Third: Shapiro also says that Blasey Ford was reluctant to come forward and “wanted to stay private.” Ford was never a reluctant witness. In his book We’ve Got People, Ryan Grim—the guy who broke and helped spread the news about Ford in the first place and no conservative—notes that Blasey Ford took repeated steps to come forward. She’d already told friends she planned to come out publicly. She was only asking for confidentiality until she could arrange to speak with Senator Dianne Feinstein. Grim writes, accurately:
[Ford’s] letter included a request: “As a constituent, I expect that you will maintain this confidential until we have further opportunity to speak.” That line would end up being used repeatedly by Feinstein as she claimed that, in fact, Blasey Ford never wanted to come forward, and was only forced out by the media. But that argument ignored that Blasey Ford had already taken repeated steps to come forward, had already told friends she planned to do so, had already come forward to two congressional offices and reached out to the press, and was only asking for confidentiality until she and Feinstein spoke.
        
The Kavanaugh nightmare was an oppo research political hit that had been set up weeks earlier. Ben Shapiro might think he is wrecking Ford’s argument by saying she “couldn’t name any of the people at the party.” However, it is a far worse thing to name people you are using and threatening to promote a fake story. That’s a plot. That’s extortion. And that’s witness tampering. Harris was involved in all of this with Ford, and Ben Shapiro ought to have said so. Leftist journalism is wretched, we all know that. Conservative journalism needs to do better. Shapiro should have consulted me for his story. Indeed, he had every opportunity to do so.

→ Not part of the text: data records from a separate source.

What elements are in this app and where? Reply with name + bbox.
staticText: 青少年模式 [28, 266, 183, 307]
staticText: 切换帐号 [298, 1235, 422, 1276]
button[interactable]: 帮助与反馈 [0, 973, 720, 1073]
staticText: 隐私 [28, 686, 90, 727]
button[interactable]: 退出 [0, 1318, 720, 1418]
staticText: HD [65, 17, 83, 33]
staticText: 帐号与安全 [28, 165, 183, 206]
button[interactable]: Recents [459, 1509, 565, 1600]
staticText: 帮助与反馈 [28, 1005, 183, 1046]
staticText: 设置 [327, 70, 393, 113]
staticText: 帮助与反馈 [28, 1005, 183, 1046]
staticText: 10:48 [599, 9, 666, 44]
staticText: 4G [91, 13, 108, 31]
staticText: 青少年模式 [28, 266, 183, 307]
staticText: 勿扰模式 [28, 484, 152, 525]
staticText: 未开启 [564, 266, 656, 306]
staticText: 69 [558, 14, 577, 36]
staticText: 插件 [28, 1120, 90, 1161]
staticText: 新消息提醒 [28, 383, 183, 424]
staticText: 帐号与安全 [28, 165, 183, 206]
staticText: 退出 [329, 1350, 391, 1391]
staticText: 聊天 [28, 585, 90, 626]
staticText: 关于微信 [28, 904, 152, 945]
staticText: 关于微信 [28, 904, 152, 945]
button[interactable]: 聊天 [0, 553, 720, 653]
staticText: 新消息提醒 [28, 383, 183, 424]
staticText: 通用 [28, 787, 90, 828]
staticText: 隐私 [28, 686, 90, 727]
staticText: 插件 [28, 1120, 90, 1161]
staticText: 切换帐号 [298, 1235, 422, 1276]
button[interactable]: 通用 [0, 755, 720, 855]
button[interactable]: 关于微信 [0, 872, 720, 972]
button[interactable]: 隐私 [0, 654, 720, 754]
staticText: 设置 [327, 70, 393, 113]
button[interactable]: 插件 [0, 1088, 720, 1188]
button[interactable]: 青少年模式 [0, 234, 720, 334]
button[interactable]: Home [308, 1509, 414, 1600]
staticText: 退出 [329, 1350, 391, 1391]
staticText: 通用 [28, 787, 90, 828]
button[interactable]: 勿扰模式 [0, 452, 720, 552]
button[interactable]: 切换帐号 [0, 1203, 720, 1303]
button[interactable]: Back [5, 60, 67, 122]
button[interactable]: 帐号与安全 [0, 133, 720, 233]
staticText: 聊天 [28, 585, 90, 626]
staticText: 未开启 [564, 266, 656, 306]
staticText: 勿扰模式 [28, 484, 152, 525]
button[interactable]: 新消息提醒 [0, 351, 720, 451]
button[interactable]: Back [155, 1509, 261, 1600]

It’s painful to say because I loathe the mainstream media so much, but journalistic malpractice is also killing conservative journalism. Despite my being near the center of the Kavanaugh blast, several conservative outlets did not review my book about the experience or show any interest in an interview. Even conservative journalists who were writing books about Kavanaugh did not bother to contact me. One of the few conservative outlets that did review my book The Devil’s Triangle managed to, as one of my childhood friends put it, “get you and us exactly, 100% wrong.” How can we scold the liberal media when our side is doing such a poor job?
In the last thirty years, it has been rewarding watching the rise of conservative media and how it challenges the narratives of fake news. Yet to truly replace them, we need to do better. Otherwise, the Tucker debacle is just the beginning.